D CEO: What has it been like leaving a franchise brand for an independent chain?

MORRISON: “There are pros and cons to each type of model. Franchisees ultimately are the ones who spend their capital for the investment. There’s a lot of work to make sure that you’re delivering to them a great model that’s efficient, and sometimes that can be a way to accelerate growth and spread out faster.

“A controlled model like ours is one we prefer for two reasons. No. 1: we can control the pace of expansion, and where we go, and it ties back to our production of food.

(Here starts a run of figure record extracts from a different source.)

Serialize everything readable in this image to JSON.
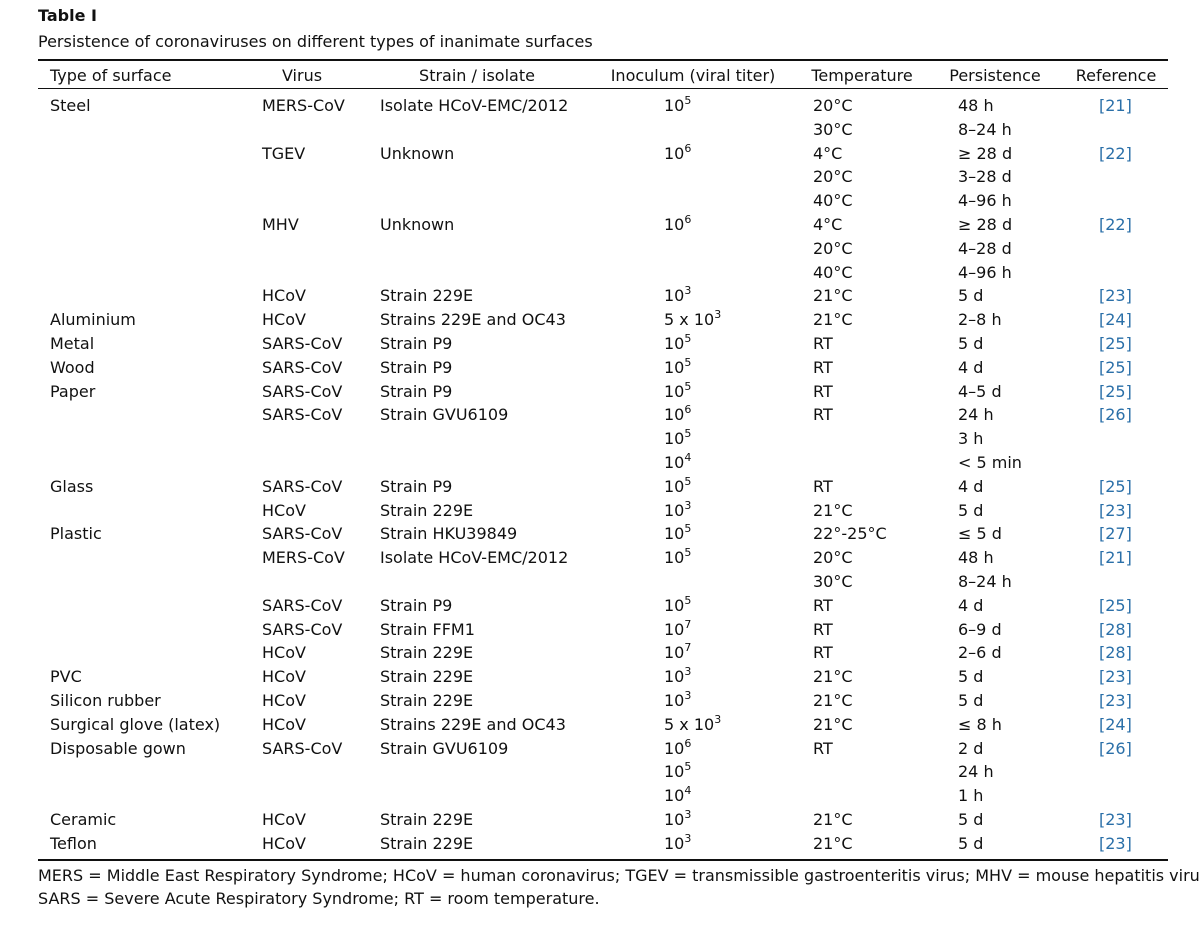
{
  "header": {
    "title": "Table I",
    "caption": "Persistence of coronaviruses on different types of inanimate surfaces"
  },
  "table": {
    "columns": [
      "Type of surface",
      "Virus",
      "Strain / isolate",
      "Inoculum (viral titer)",
      "Temperature",
      "Persistence",
      "Reference"
    ],
    "rows": [
      [
        "Steel",
        "MERS-CoV",
        "Isolate HCoV-EMC/2012",
        {
          "base": "10",
          "exp": "5"
        },
        "20°C",
        "48 h",
        "[21]"
      ],
      [
        null,
        null,
        null,
        null,
        "30°C",
        "8–24 h",
        null
      ],
      [
        null,
        "TGEV",
        "Unknown",
        {
          "base": "10",
          "exp": "6"
        },
        "4°C",
        "≥ 28 d",
        "[22]"
      ],
      [
        null,
        null,
        null,
        null,
        "20°C",
        "3–28 d",
        null
      ],
      [
        null,
        null,
        null,
        null,
        "40°C",
        "4–96 h",
        null
      ],
      [
        null,
        "MHV",
        "Unknown",
        {
          "base": "10",
          "exp": "6"
        },
        "4°C",
        "≥ 28 d",
        "[22]"
      ],
      [
        null,
        null,
        null,
        null,
        "20°C",
        "4–28 d",
        null
      ],
      [
        null,
        null,
        null,
        null,
        "40°C",
        "4–96 h",
        null
      ],
      [
        null,
        "HCoV",
        "Strain 229E",
        {
          "base": "10",
          "exp": "3"
        },
        "21°C",
        "5 d",
        "[23]"
      ],
      [
        "Aluminium",
        "HCoV",
        "Strains 229E and OC43",
        {
          "base": "5 x 10",
          "exp": "3"
        },
        "21°C",
        "2–8 h",
        "[24]"
      ],
      [
        "Metal",
        "SARS-CoV",
        "Strain P9",
        {
          "base": "10",
          "exp": "5"
        },
        "RT",
        "5 d",
        "[25]"
      ],
      [
        "Wood",
        "SARS-CoV",
        "Strain P9",
        {
          "base": "10",
          "exp": "5"
        },
        "RT",
        "4 d",
        "[25]"
      ],
      [
        "Paper",
        "SARS-CoV",
        "Strain P9",
        {
          "base": "10",
          "exp": "5"
        },
        "RT",
        "4–5 d",
        "[25]"
      ],
      [
        null,
        "SARS-CoV",
        "Strain GVU6109",
        {
          "base": "10",
          "exp": "6"
        },
        "RT",
        "24 h",
        "[26]"
      ],
      [
        null,
        null,
        null,
        {
          "base": "10",
          "exp": "5"
        },
        null,
        "3 h",
        null
      ],
      [
        null,
        null,
        null,
        {
          "base": "10",
          "exp": "4"
        },
        null,
        "< 5 min",
        null
      ],
      [
        "Glass",
        "SARS-CoV",
        "Strain P9",
        {
          "base": "10",
          "exp": "5"
        },
        "RT",
        "4 d",
        "[25]"
      ],
      [
        null,
        "HCoV",
        "Strain 229E",
        {
          "base": "10",
          "exp": "3"
        },
        "21°C",
        "5 d",
        "[23]"
      ],
      [
        "Plastic",
        "SARS-CoV",
        "Strain HKU39849",
        {
          "base": "10",
          "exp": "5"
        },
        "22°-25°C",
        "≤ 5 d",
        "[27]"
      ],
      [
        null,
        "MERS-CoV",
        "Isolate HCoV-EMC/2012",
        {
          "base": "10",
          "exp": "5"
        },
        "20°C",
        "48 h",
        "[21]"
      ],
      [
        null,
        null,
        null,
        null,
        "30°C",
        "8–24 h",
        null
      ],
      [
        null,
        "SARS-CoV",
        "Strain P9",
        {
          "base": "10",
          "exp": "5"
        },
        "RT",
        "4 d",
        "[25]"
      ],
      [
        null,
        "SARS-CoV",
        "Strain FFM1",
        {
          "base": "10",
          "exp": "7"
        },
        "RT",
        "6–9 d",
        "[28]"
      ],
      [
        null,
        "HCoV",
        "Strain 229E",
        {
          "base": "10",
          "exp": "7"
        },
        "RT",
        "2–6 d",
        "[28]"
      ],
      [
        "PVC",
        "HCoV",
        "Strain 229E",
        {
          "base": "10",
          "exp": "3"
        },
        "21°C",
        "5 d",
        "[23]"
      ],
      [
        "Silicon rubber",
        "HCoV",
        "Strain 229E",
        {
          "base": "10",
          "exp": "3"
        },
        "21°C",
        "5 d",
        "[23]"
      ],
      [
        "Surgical glove (latex)",
        "HCoV",
        "Strains 229E and OC43",
        {
          "base": "5 x 10",
          "exp": "3"
        },
        "21°C",
        "≤ 8 h",
        "[24]"
      ],
      [
        "Disposable gown",
        "SARS-CoV",
        "Strain GVU6109",
        {
          "base": "10",
          "exp": "6"
        },
        "RT",
        "2 d",
        "[26]"
      ],
      [
        null,
        null,
        null,
        {
          "base": "10",
          "exp": "5"
        },
        null,
        "24 h",
        null
      ],
      [
        null,
        null,
        null,
        {
          "base": "10",
          "exp": "4"
        },
        null,
        "1 h",
        null
      ],
      [
        "Ceramic",
        "HCoV",
        "Strain 229E",
        {
          "base": "10",
          "exp": "3"
        },
        "21°C",
        "5 d",
        "[23]"
      ],
      [
        "Teflon",
        "HCoV",
        "Strain 229E",
        {
          "base": "10",
          "exp": "3"
        },
        "21°C",
        "5 d",
        "[23]"
      ]
    ]
  },
  "footnote": [
    "MERS = Middle East Respiratory Syndrome; HCoV = human coronavirus; TGEV = transmissible gastroenteritis virus; MHV = mouse hepatitis virus;",
    "SARS = Severe Acute Respiratory Syndrome; RT = room temperature."
  ]
}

The other is we love the economics of this brand and the results that we’ve seen so far, so we want to keep those closer.

“We believe the best way to grow this brand is to maintain that control, not only in terms of where we put the locations, but more important, around food quality, consistency, training—everything that goes with that. That makes this model, for us at least, a lot more attractive.”

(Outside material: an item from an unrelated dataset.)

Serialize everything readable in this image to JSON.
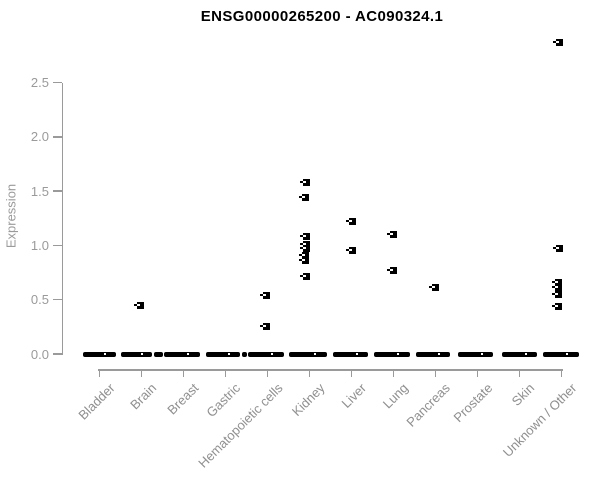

D CEO: What has stopped other quick-service restaurants from using a similar model to Salad and Go?

MORRISON: “We are a capital-intensive [chain], so there’s a lot of investment to be made, and I think some organizations get nervous about making those capital investments. They may choose to franchise sooner, putting that investing on the backs of their franchisees.

“We’ve made a concerted effort to invest well ahead of the size of the business to make sure that we can scale and grow into that and do it right from the get-go. That takes a lot of courage and commitment and conviction from the team, and the board, and the owners. We are committed as such and so therefore, the fruits of our hard work and commitment in the near term will pay off in the long-term.

D CEO: Where does that investment come from for Salad and Go?

MORRISON: “It’s predominantly private equity-backed, with some angel investors, generally supported by large family offices.”

D CEO: How are you navigating the industry’s current staffing shortages?

MORRISON: “The way we’ve built our model is that our stores are only 700 square feet, which means you can’t put a lot of people in there to begin with. It’s designed for really high efficiency and low staff levels to run it.

“We can run a Salad and Go with as few as three people and at max maybe eight. Our roster sizes are quite small, so we’re able to still attract talent versus some other concepts. Even in the quick-service restaurant space that needs 50 or more people on their rosters, we need fewer than 20. I think that gives us a competitive advantage to be able to attract that talent. We also pay very competitive—if not above-market—wages. That’s part of having that efficient model of production; it allows us to pay a little bit more and get the best talent in the market.”

D CEO: What are your long-term plans for the company’s growth?

MORRISON: “By the end of this year, we’ll have about 90 locations between Phoenix and Dallas. By next year. We’ll more than double that—or at least double that—so, closer to 180. We expect that we’ll be building close to 100 stores a year after that, If things move the way we think they will.

“The way we approach our development is to [blanket] markets—go in and add a lot of stores in one market and aggressively expand there. That helps with the efficiency of our food production facilities and scale the business quickly. So, I would expect that will be [at 400 locations in the Southern U.S.] within a few years.

“I think the potential in this market would be somewhere around 150 locations, and over five years we hope to open as many of those in as we can.”

This conversation has been edited for clarity and brevity.